Two professors strengthen Harvard Business School’s efforts in social entrepreneurship ‘to build social value in addition to economic value’

By Prateek Kumar, Crimson Staff Writer

With the financial crisis leaving many Wall Street job opportunities in limbo, Harvard Business School’s prospective masters of the universe may find that they’d rather be champions of their community—and they’d be in luck.

Professors V. Kasturi “Kash” Rangan and Allen S. Grossman have been leading the Business School’s increased focus on social entrepreneurship, applying their extensive experience in the field to help HBS students use their business acumen to serve their communities and the world.

ENGINEERING AN ENLIGHTENED ENTERPRISE

Rangan, one of the two faculty co-chairs of the HBS Social Enterprise Initiative and a professor of marketing at the Business School, was trained as an engineer. But after he graduated from the renowned Indian Institute of Technology Madras in 1971, he found that he was unsatisfied with the cold emphasis on numbers.

“I worked for a structural engineering firm for a short time after graduating from IIT,” Rangan said, “I enjoyed what I did, but it was all analytical, consisting of technical drawings and calculations. Meanwhile, I had always been interested in the human side. How do people behave with each other, and how can you get people to work in a cohesive unit?”

Rangan said that the application process to the prestigious Indian Institute of Management in Ahmedabad also helped to alter his thinking.

“I found the questions in the interview intriguing, as there were no technical questions,” Rangan said. “Instead, the questions focused more on judgment: ‘What do you think about the Vietnam War?’ ‘What do you think about a certain firm’s business decision?’”

Rangan found himself drawn to the field of marketing, and pursued the subject at IIM Ahmedabad and then at the Kellogg School of Management at Northwestern.

“The main thing that intrigued me was the discussion of cases rather than lectures from a textbook,” Rangan said. “That appealed to me after going through the rigorous engineering program at IIT. In IIM, instead of taking more Operations Research courses, such as technology and mathematics, I really enjoyed organizational behavior and marketing.”

During his time at Kellogg, Rangan found that he was also interested in another field.

“I slowly developed a love for the social enterprise part of business,” Rangan said. “If you were born in India and grew up there, you cannot avoid being connected to poverty. It’s not as if the wealthy class and the poor class are segregated. They coexist together, and you see everything that happens around you. Given that environment, I always had a social streak in my heart.”

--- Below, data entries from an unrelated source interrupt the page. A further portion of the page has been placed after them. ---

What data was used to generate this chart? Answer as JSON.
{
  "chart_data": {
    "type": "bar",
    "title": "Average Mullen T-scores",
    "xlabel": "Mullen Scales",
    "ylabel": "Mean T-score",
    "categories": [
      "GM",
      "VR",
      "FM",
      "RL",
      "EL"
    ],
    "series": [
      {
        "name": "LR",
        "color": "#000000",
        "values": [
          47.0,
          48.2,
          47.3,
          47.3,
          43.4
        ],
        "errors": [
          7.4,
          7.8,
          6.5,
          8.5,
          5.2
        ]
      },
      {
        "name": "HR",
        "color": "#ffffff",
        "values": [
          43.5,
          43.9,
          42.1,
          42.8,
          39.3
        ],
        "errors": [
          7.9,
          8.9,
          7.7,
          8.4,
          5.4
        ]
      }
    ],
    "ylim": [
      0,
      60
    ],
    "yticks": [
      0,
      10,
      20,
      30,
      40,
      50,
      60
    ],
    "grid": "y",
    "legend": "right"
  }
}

Rangan credited HBS with allowing him to develop his interest in social marketing through writing up cases to present to his classes.

“One of my first cases was on a family planning program in Bangladesh that I decided to bring to the classroom, and the students loved it,” Rangan said.

After Rangan was promoted to a full professor, former Business School Dean John MacArthur asked him to consider working on an HBS project to promote social entrepreneurship. The HBS Social Enterprise Initiative was formed in 1993.

OUTWARD BOUND

Grossman, a professor of management practice at the Business School, got his first exposure to business as a child sitting at the family dinner table.

“My father was an entrepreneur,” Grossman said, “and the topics around the dinner table were on business, including successes and disappointments. As a result, I found business intriguing from a very early age.”

These discussions included the question of how to balance the pursuit of profit with maintaining one’s integrity.

“I remember talking with my father about the intersection of making money and the preservation of your reputation,” Grossman said. “He taught me that it was possible not only to be proud of your bottom line but to also be proud of the name you made for yourself through a reputation in the business community for integrity.”

That lesson stayed with Grossman even after his father, who owned a packaging distribution company, died early in Grossman’s business career.

“I slowly began to realize that I could stay in my business or potentially see my skills transferred to achieving a different bottom line,” Grossman said. “And I began to wonder if I could use my managerial and organizational leadership skills to build social value in addition to economic value.”

Grossman decided to sell the company he had inherited from his father and enter the nonprofit sector. He volunteered for a few years and did pro bono consulting for the Rockefeller Foundation.

But Grossman said he found his calling when he was selected in 1991 to be the chief executive of Outward Bound USA.

“It truly was a phenomenal experience, and during my time at Outward Bound, I learned how to apply many of the skills that I learned in the for-profit world towards the nonprofit world,” Grossman said.

“Building a good organization helps nonprofits in the task of assisting their clients in a better way,” Grossman said, “and working at Outward Bound unleashed in me a desire to make nonprofits more effective and to create a model for the kind of leadership that will deliver the best possible service to clients.”

It was this desire that led Grossman to the Business School, where he joined the faculty in 1998 before being appointed as a full professor in 2000.

“I teach the first-year course ‘Leadership and Corporate Accountability,’ a class that has at its core the tension between financial successes and being ethical at the same time,” Grossman said. “Balancing this tension is a concept that has been with me for a long time, and is what I think about often.”

THE BOTTOM LINE

The study of social enterprise has continued to gain prominence in recent years at the Business School and other academic institutions as more students have become interested in making a profit while helping their communities.

Part of this study has involved how to create high-performing nonprofit organizations, which Grossman defined as firms that “achieve their mission in a cost-efficient manner and in a reasonable amount of time.”

Grossman said that the architecture of a successful nonprofit is in many ways the same as a for-profit company. In both realms, executives need to identify their mission, develop a focused strategy, and build an efficient organizational structure.

“Ending world hunger is a noble pursuit, but results can be difficult to measure unless you have a definite plan,” Grossman said. “Having been a CEO in both the nonprofit and the for-profit world, I think that it is harder to construct good nonprofit organizations than for-profit organizations.”

Rangan described two major changes—globalization and a new focus on communities—that were helping make social enterprise more popular.

“Business leaders have come to realize the potential of this new, interconnected world,” Rangan said. “Developing countries provide opportunities for either markets or supply chains, and unless you work with these potential sources of value production, then there isn’t much prospect for growth going forward.”

Rangan also pointed to a new sense that businesses are not just accountable to their shareholders and customers.

“This notion has undergone a dramatic shift,” Rangan said. “There is a much larger constituency that businesses have to deal with, including their own employees and the communities in which they operate. Businesses have learned that these are important stakeholders as well.”